My guess is you'd be better starting from the Java as a reference. So much
of C++ code tends to deal with low-level stuff like memory management and
pointers. At least in Java you won't have any of that stuff to wade
through.
 
A

alainpoint

Patrick said:
cjl wrote:
Depends on what language you know best. But Java is certainly easier
to read than C++.


There is a difference between theory and practice. In theory, Java is
easier to read than C++.
In practice however, the average Java programmer is MUCH less talented
than the average C++ programmer (let alone the average Python
programmer). The upshot of all this is that in practice (and my own
personal experience: we use both C++ and Java), Java code is bloated
with design patterns, obfuscated with many layers of indirection,
etc...
As a summary, Java code can most of the time be thrown away and
re-written from scratch (the fastest way). C++ code on the contrary can
easily be ported/wrapped.
Of course this is a matter of personal opinion. I love neither Java nor
C++. C is for me the purest language and there is no match when
combined with Python !

My 2 cents

Alain
 
P

Patrick Useldinger

There's certainly some irony in those last two sentences. However, I
agree with the former. It depends on which you know better, the style
of those who developed each and so forth. Personally, I'd prefer C++.

Not really.

If you know none of the languages perfectly, you are less likely to miss
something in Java than in C++ (i.e. no &, * and stuff in Java).

However, if you are much more familiar with one of the two, you're less
likely to miss things there.

-pu
 
C

cjl

Hey all:

Thanks for the responses...

I've found a third open source implementation in pascal (delphi), and
was wondering how well that would translate to python?

-cjl
 
B

Bill Mill

Hey all:

Thanks for the responses...

I've found a third open source implementation in pascal (delphi), and
was wondering how well that would translate to python?

cjl, I think that the responses on the list so far collectively point
the the correct answer: mu.

pick your favorite, or the most well written, or the clearest code, or
the one that contains the most 'e's, and try to translate it.
Whichever you choose, dig deep enough to get to the underlying meaning
of what's going on so that you don't end up writing another language
in python.
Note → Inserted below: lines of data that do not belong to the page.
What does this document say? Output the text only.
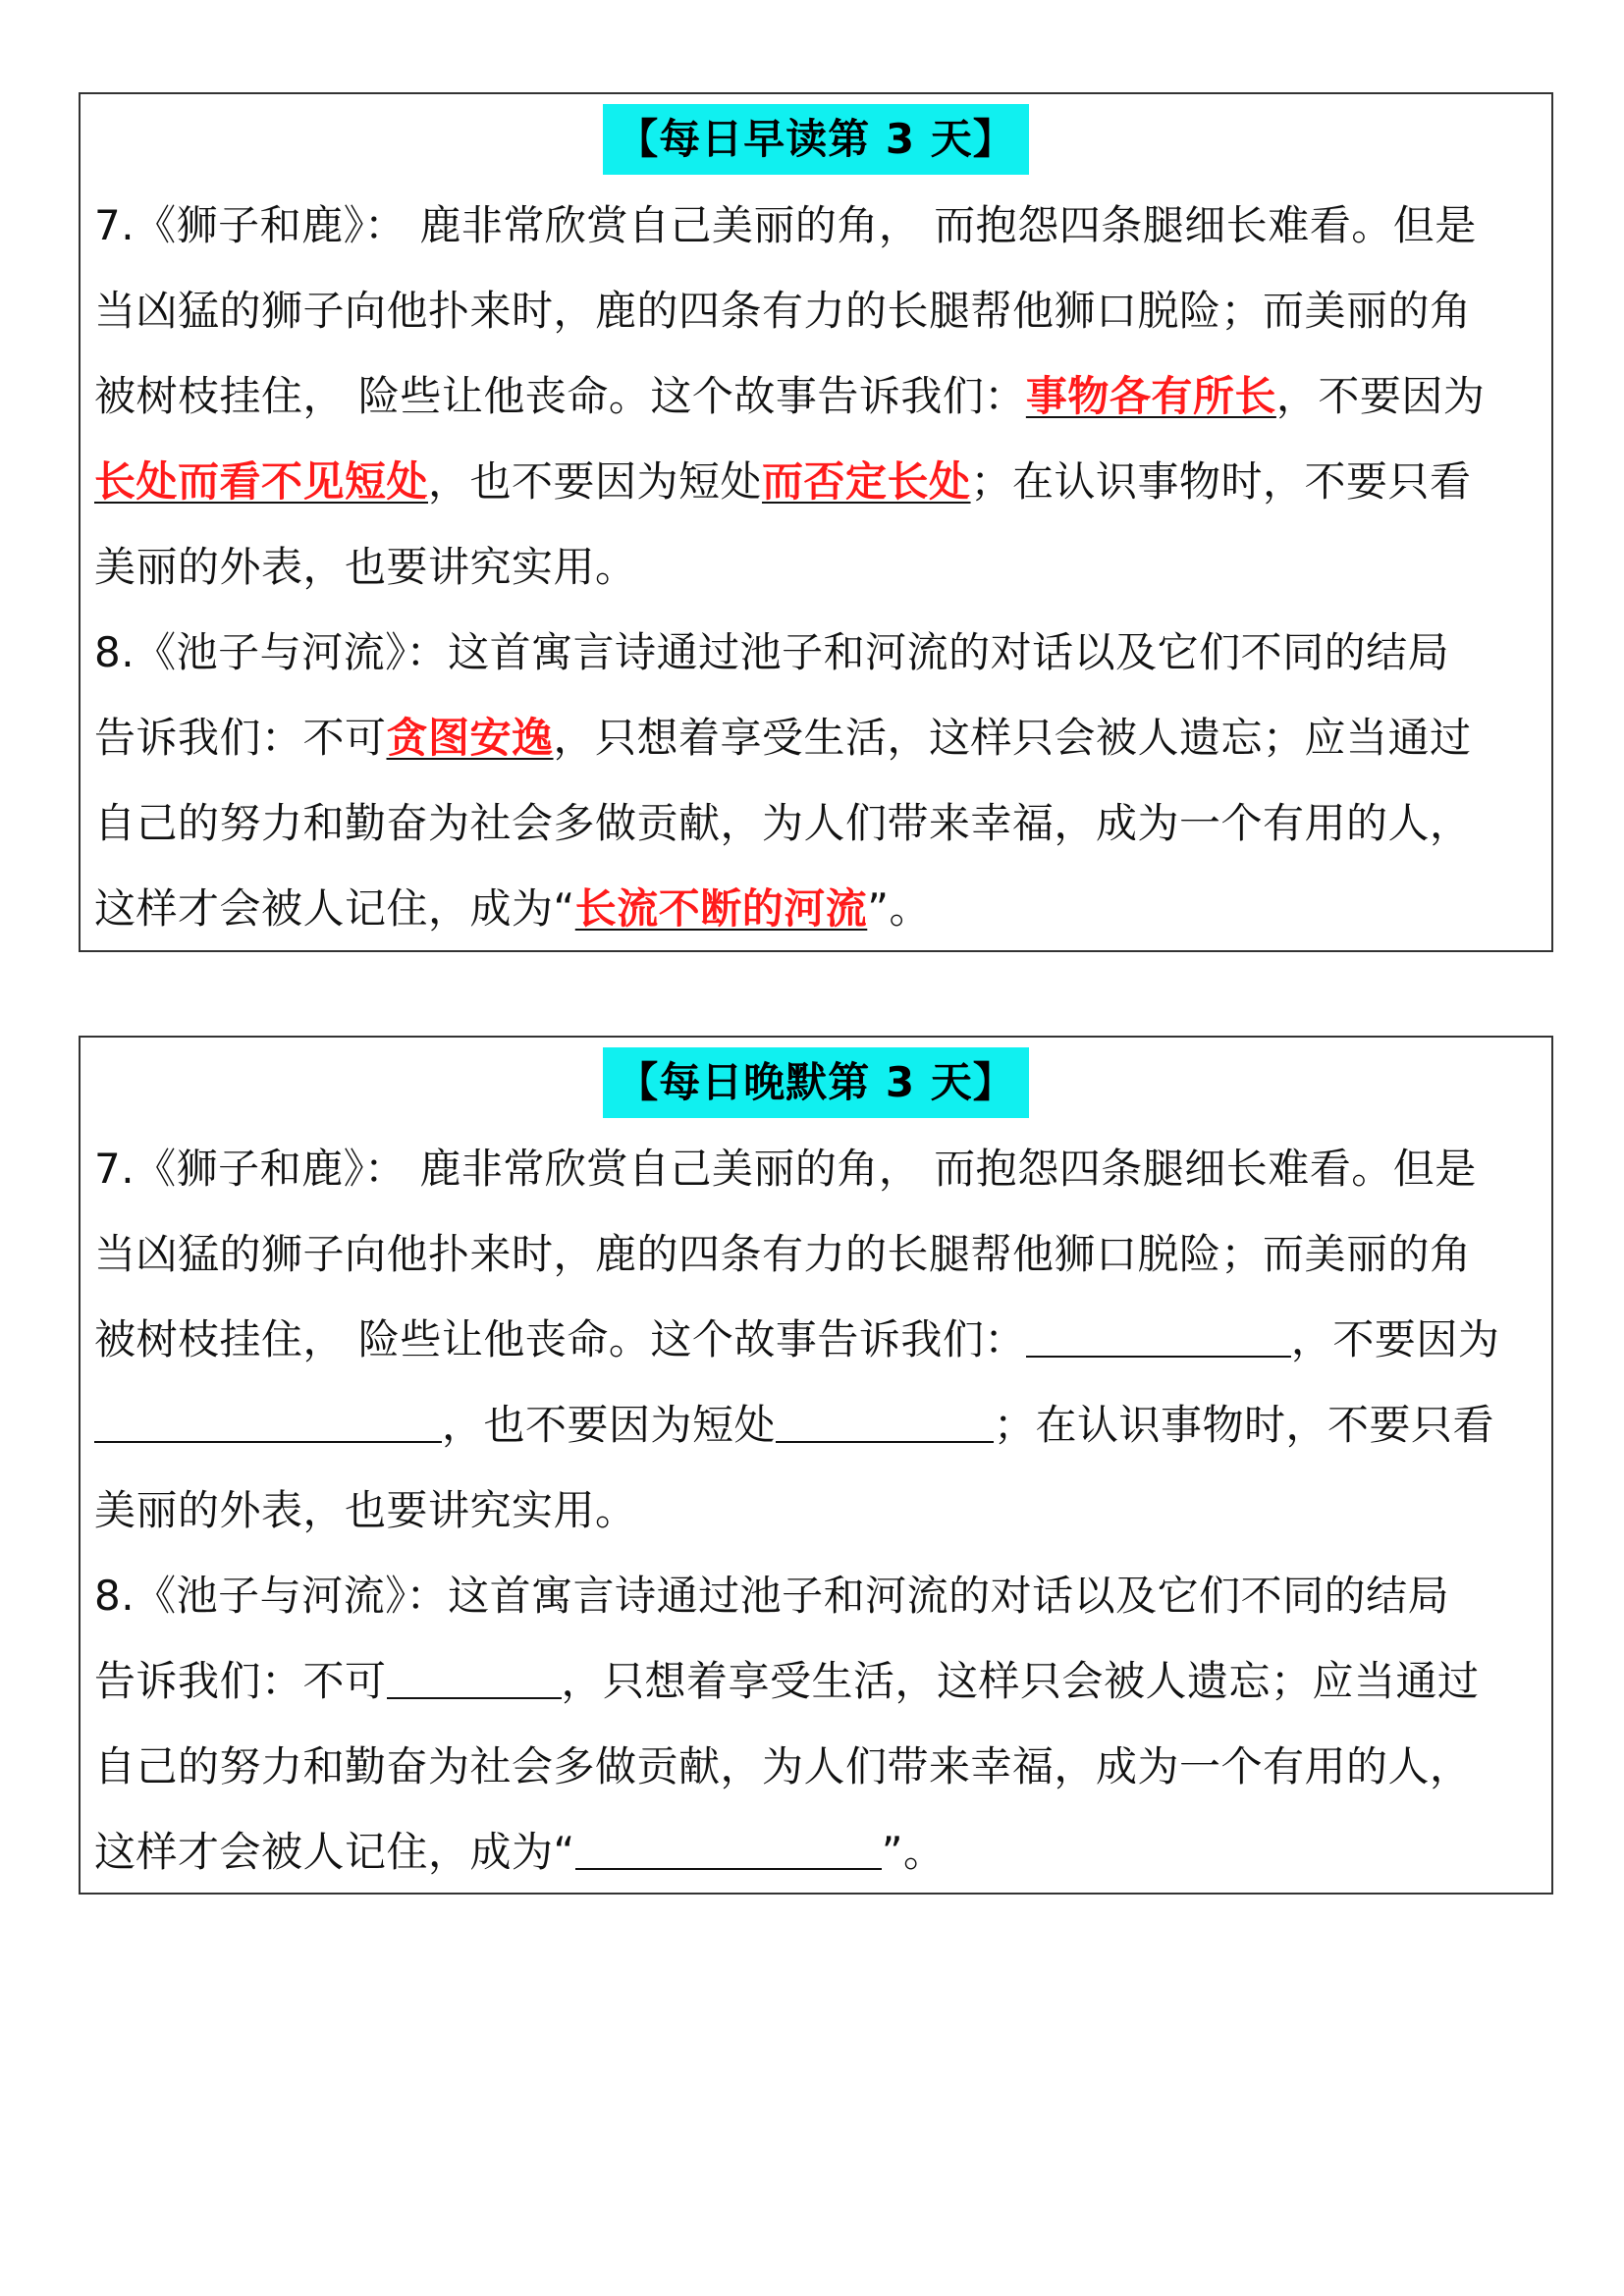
【每日早读第 3 天】
7.《狮子和鹿》： 鹿非常欣赏自己美丽的角， 而抱怨四条腿细长难看。但是
当凶猛的狮子向他扑来时，鹿的四条有力的长腿帮他狮口脱险；而美丽的角
被树枝挂住， 险些让他丧命。这个故事告诉我们：事物各有所长，不要因为
长处而看不见短处，也不要因为短处而否定长处；在认识事物时，不要只看
美丽的外表，也要讲究实用。
8.《池子与河流》：这首寓言诗通过池子和河流的对话以及它们不同的结局
告诉我们：不可贪图安逸，只想着享受生活，这样只会被人遗忘；应当通过
自己的努力和勤奋为社会多做贡献，为人们带来幸福，成为一个有用的人，
这样才会被人记住，成为“长流不断的河流”。
【每日晚默第 3 天】
7.《狮子和鹿》： 鹿非常欣赏自己美丽的角， 而抱怨四条腿细长难看。但是
当凶猛的狮子向他扑来时，鹿的四条有力的长腿帮他狮口脱险；而美丽的角
被树枝挂住， 险些让他丧命。这个故事告诉我们：	，不要因为
，也不要因为短处	；在认识事物时，不要只看
美丽的外表，也要讲究实用。
8.《池子与河流》：这首寓言诗通过池子和河流的对话以及它们不同的结局
告诉我们：不可	，只想着享受生活，这样只会被人遗忘；应当通过
自己的努力和勤奋为社会多做贡献，为人们带来幸福，成为一个有用的人，
这样才会被人记住，成为“	”。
If you do this, it doesn't matter which of the three you
pick.

Peace
Bill Mill
bill.mill at gmail.com
 
P

Patrick Useldinger

cjl said:
I've found a third open source implementation in pascal (delphi), and
was wondering how well that would translate to python?

Being old enough to have programmed in UCSD Pascal on an Apple ][ (with
a language card, of course), I'd say: go for Pascal!

;-)
 
P

Peter Herndon

If you have three different implementations, and can read all three of
them well enough to understand the code, use all three.

If you are going to port software from one language to another, and
want to reimplement it properly in your target language, you won't be
porting word-for-word anyway. So use all three sources to find out
what the problems were in the domain, and how they each solved them.
Using that knowledge, figure out the best way to tackle those same
problems in Python -- if those problems even exist.